Question: Is AIHA the same thing as FIA (Feline Infectious Anemia)?
A recent FAQ on AutoImmune Hemolytic Anemia (AIHA) relates to this question in the Veterinary Medicine forum:

MDGTJULIE asks: "I had a wonderful cat -- a male mixed breed that died two years ago; partly from Feline Leukemia. He also had a disease called Hemobartonella, which has almost the exact same symptoms that are listed for AIHA. Anyone know if they are one and the same?"
Forum Discussion

Answer: Hemobartonella is a type of bacterial "parasite" that infects red blood cells to live and reproduce. For many years, this parasite was thought to be a rickettsial organism, but scientists have recently discovered that Hemobartonella is actually a mycoplasma bacteria. This organism is called Mycoplasma haemofelis, formerly known as Haemobartonella felis.

Mycoplasma organisms lack cell walls and depend on the host (in this case, a cat) to survive and reproduce. Once the cat's immune system finds this foreign invader, destruction of infected red blood cells begins, and anemia results. This is similar, but not the same, as AutoImmune Hemolytic Anemia (AIHA) -- a disease in which the body's immune system mistakenly starts destroying healthy red blood cells. The exact cause of AIHA is not known, though there are several possible triggers.
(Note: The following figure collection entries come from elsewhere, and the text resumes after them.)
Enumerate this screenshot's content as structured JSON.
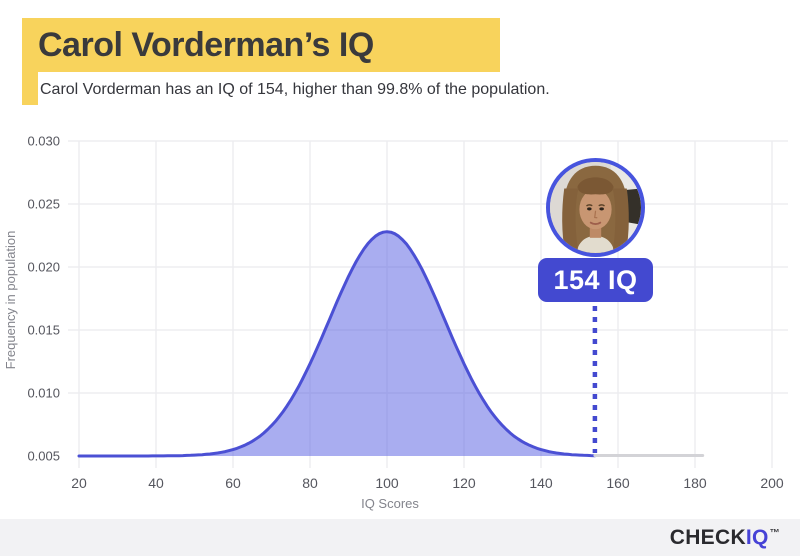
{
  "header": {
    "title": "Carol Vorderman’s IQ",
    "subtitle": "Carol Vorderman has an IQ of 154, higher than 99.8% of the population.",
    "highlight_color": "#F8D35C"
  },
  "chart_data": {
    "type": "area",
    "title": "",
    "xlabel": "IQ Scores",
    "ylabel": "Frequency in population",
    "xlim": [
      20,
      200
    ],
    "ylim": [
      0.005,
      0.03
    ],
    "x_ticks": [
      20,
      40,
      60,
      80,
      100,
      120,
      140,
      160,
      180,
      200
    ],
    "y_ticks": [
      0.005,
      0.01,
      0.015,
      0.02,
      0.025,
      0.03
    ],
    "grid": true,
    "legend": "none",
    "series": [
      {
        "name": "iq-normal-distribution",
        "shape": "normal",
        "mean": 100,
        "sd": 15,
        "baseline": 0.005,
        "peak": 0.0228,
        "x_range": [
          20,
          154
        ],
        "line_color": "#4B50D4",
        "fill_color": "rgba(84,91,226,0.5)"
      },
      {
        "name": "distribution-tail-gray",
        "shape": "flat",
        "value": 0.005,
        "x_range": [
          154,
          182
        ],
        "line_color": "#D3D3D7"
      }
    ],
    "marker": {
      "x": 154,
      "label": "154 IQ",
      "line_color": "#4349D0",
      "line_style": "dotted"
    }
  },
  "avatar": {
    "subject": "Carol Vorderman portrait photo",
    "border_color": "#4754DE"
  },
  "badge": {
    "label": "154 IQ",
    "bg_color": "#4349D0"
  },
  "footer": {
    "brand_primary": "CHECK",
    "brand_accent": "IQ",
    "trademark": "™",
    "bg_color": "#F2F2F4"
  }
}
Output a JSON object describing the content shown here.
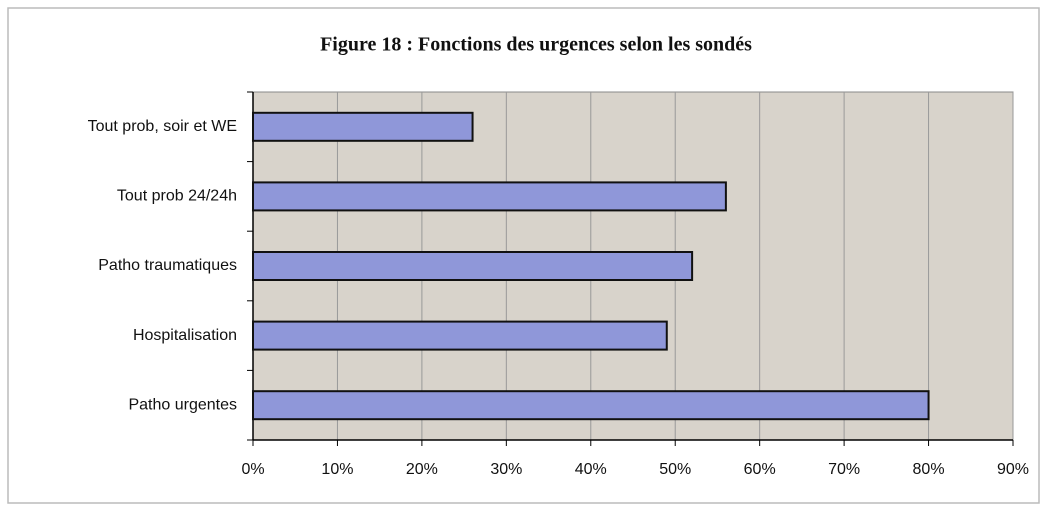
{
  "chart_data": {
    "type": "hbar",
    "title": "Figure 18 : Fonctions des urgences selon les sondés",
    "categories": [
      "Tout prob, soir et WE",
      "Tout prob 24/24h",
      "Patho traumatiques",
      "Hospitalisation",
      "Patho urgentes"
    ],
    "values": [
      26,
      56,
      52,
      49,
      80
    ],
    "color": "#8f97d9",
    "xlim": [
      0,
      90
    ],
    "xticks": [
      {
        "value": 0,
        "label": "0%"
      },
      {
        "value": 10,
        "label": "10%"
      },
      {
        "value": 20,
        "label": "20%"
      },
      {
        "value": 30,
        "label": "30%"
      },
      {
        "value": 40,
        "label": "40%"
      },
      {
        "value": 50,
        "label": "50%"
      },
      {
        "value": 60,
        "label": "60%"
      },
      {
        "value": 70,
        "label": "70%"
      },
      {
        "value": 80,
        "label": "80%"
      },
      {
        "value": 90,
        "label": "90%"
      }
    ],
    "grid": true
  }
}
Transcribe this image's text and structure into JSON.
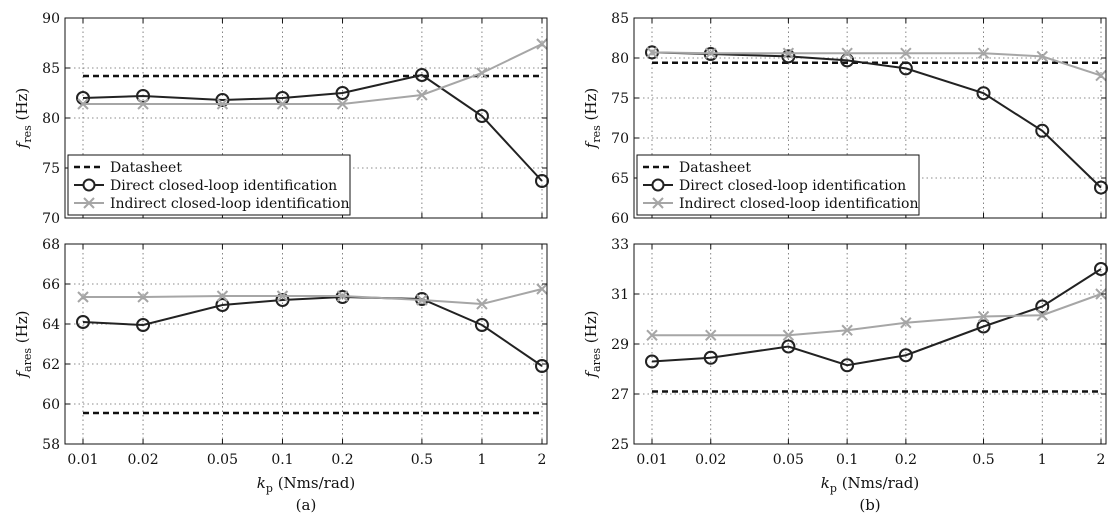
{
  "figure": {
    "captions": [
      "(a)",
      "(b)"
    ],
    "xlabel": "k_p (Nms/rad)",
    "xlabel_main": "k",
    "xlabel_sub": "p",
    "xlabel_unit": " (Nms/rad)"
  },
  "chart_data": [
    {
      "type": "line",
      "panel": "a",
      "ylabel_main": "f",
      "ylabel_sub": "res",
      "ylabel_unit": " (Hz)",
      "ylim": [
        70,
        90
      ],
      "yticks": [
        70,
        75,
        80,
        85,
        90
      ],
      "xscale": "log",
      "x": [
        0.01,
        0.02,
        0.05,
        0.1,
        0.2,
        0.5,
        1,
        2
      ],
      "xticklabels": [
        "0.01",
        "0.02",
        "0.05",
        "0.1",
        "0.2",
        "0.5",
        "1",
        "2"
      ],
      "grid": true,
      "legend_position": "bottom-left",
      "series": [
        {
          "name": "Datasheet",
          "values": [
            84.2,
            84.2,
            84.2,
            84.2,
            84.2,
            84.2,
            84.2,
            84.2
          ],
          "color": "#111111",
          "style": "dashed",
          "marker": "none"
        },
        {
          "name": "Direct closed-loop identification",
          "values": [
            82.0,
            82.2,
            81.8,
            82.0,
            82.5,
            84.3,
            80.2,
            73.7
          ],
          "color": "#222222",
          "style": "solid",
          "marker": "circle"
        },
        {
          "name": "Indirect closed-loop identification",
          "values": [
            81.4,
            81.4,
            81.4,
            81.4,
            81.4,
            82.3,
            84.5,
            87.4
          ],
          "color": "#a6a6a6",
          "style": "solid",
          "marker": "x"
        }
      ]
    },
    {
      "type": "line",
      "panel": "a",
      "ylabel_main": "f",
      "ylabel_sub": "ares",
      "ylabel_unit": " (Hz)",
      "ylim": [
        58,
        68
      ],
      "yticks": [
        58,
        60,
        62,
        64,
        66,
        68
      ],
      "xscale": "log",
      "x": [
        0.01,
        0.02,
        0.05,
        0.1,
        0.2,
        0.5,
        1,
        2
      ],
      "xticklabels": [
        "0.01",
        "0.02",
        "0.05",
        "0.1",
        "0.2",
        "0.5",
        "1",
        "2"
      ],
      "grid": true,
      "series": [
        {
          "name": "Datasheet",
          "values": [
            59.55,
            59.55,
            59.55,
            59.55,
            59.55,
            59.55,
            59.55,
            59.55
          ],
          "color": "#111111",
          "style": "dashed",
          "marker": "none"
        },
        {
          "name": "Direct closed-loop identification",
          "values": [
            64.1,
            63.95,
            64.95,
            65.2,
            65.35,
            65.25,
            63.95,
            61.9
          ],
          "color": "#222222",
          "style": "solid",
          "marker": "circle"
        },
        {
          "name": "Indirect closed-loop identification",
          "values": [
            65.35,
            65.35,
            65.4,
            65.4,
            65.4,
            65.2,
            65.0,
            65.75
          ],
          "color": "#a6a6a6",
          "style": "solid",
          "marker": "x"
        }
      ]
    },
    {
      "type": "line",
      "panel": "b",
      "ylabel_main": "f",
      "ylabel_sub": "res",
      "ylabel_unit": " (Hz)",
      "ylim": [
        60,
        85
      ],
      "yticks": [
        60,
        65,
        70,
        75,
        80,
        85
      ],
      "xscale": "log",
      "x": [
        0.01,
        0.02,
        0.05,
        0.1,
        0.2,
        0.5,
        1,
        2
      ],
      "xticklabels": [
        "0.01",
        "0.02",
        "0.05",
        "0.1",
        "0.2",
        "0.5",
        "1",
        "2"
      ],
      "grid": true,
      "legend_position": "bottom-left",
      "series": [
        {
          "name": "Datasheet",
          "values": [
            79.4,
            79.4,
            79.4,
            79.4,
            79.4,
            79.4,
            79.4,
            79.4
          ],
          "color": "#111111",
          "style": "dashed",
          "marker": "none"
        },
        {
          "name": "Direct closed-loop identification",
          "values": [
            80.7,
            80.5,
            80.2,
            79.7,
            78.7,
            75.6,
            70.9,
            63.8
          ],
          "color": "#222222",
          "style": "solid",
          "marker": "circle"
        },
        {
          "name": "Indirect closed-loop identification",
          "values": [
            80.7,
            80.6,
            80.6,
            80.6,
            80.6,
            80.6,
            80.2,
            77.8
          ],
          "color": "#a6a6a6",
          "style": "solid",
          "marker": "x"
        }
      ]
    },
    {
      "type": "line",
      "panel": "b",
      "ylabel_main": "f",
      "ylabel_sub": "ares",
      "ylabel_unit": " (Hz)",
      "ylim": [
        25,
        33
      ],
      "yticks": [
        25,
        27,
        29,
        31,
        33
      ],
      "xscale": "log",
      "x": [
        0.01,
        0.02,
        0.05,
        0.1,
        0.2,
        0.5,
        1,
        2
      ],
      "xticklabels": [
        "0.01",
        "0.02",
        "0.05",
        "0.1",
        "0.2",
        "0.5",
        "1",
        "2"
      ],
      "grid": true,
      "series": [
        {
          "name": "Datasheet",
          "values": [
            27.1,
            27.1,
            27.1,
            27.1,
            27.1,
            27.1,
            27.1,
            27.1
          ],
          "color": "#111111",
          "style": "dashed",
          "marker": "none"
        },
        {
          "name": "Direct closed-loop identification",
          "values": [
            28.3,
            28.45,
            28.9,
            28.15,
            28.55,
            29.7,
            30.5,
            32.0
          ],
          "color": "#222222",
          "style": "solid",
          "marker": "circle"
        },
        {
          "name": "Indirect closed-loop identification",
          "values": [
            29.35,
            29.35,
            29.35,
            29.55,
            29.85,
            30.1,
            30.15,
            31.0
          ],
          "color": "#a6a6a6",
          "style": "solid",
          "marker": "x"
        }
      ]
    }
  ]
}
It is not definitively known how Hemobartonella is spread from cat to cat, but blood-sucking insects (fleas, ticks, mosquitoes, etc.) are thought to be the main route of transmission. Blood transfusions and cat fight wounds are other possible routes.

Clinical Signs
Signs seen in cats with Hemobartonella are related to anemia:

  • pale mucous membranes (gums)
  • weakness/lethargy
  • depression
  • weight loss
  • loss of appetite
  • some show jaundice (yellowing of gums, eyes)
  • some have increased respiratory rates

Diagnosis is made by examining red blood cells under a microscope and finding small dots on the cells. Diagnosis can be difficult; the numbers of Hemobartonella organisms can fluctuate greatly and thus may be difficult to spot on a single smear.

Any underlying diseases or stresses must also be addressed, since Hemobartonella can be an opportunistic disease, affecting weakened animals. Antibiotics in the tetracycline family are the treatment of choice for Hemobartonella. Additionally, like AIHA, prednisone may be used to quell the immune system's destruction of red blood cells. In some cats, blood transfusions may be necessary.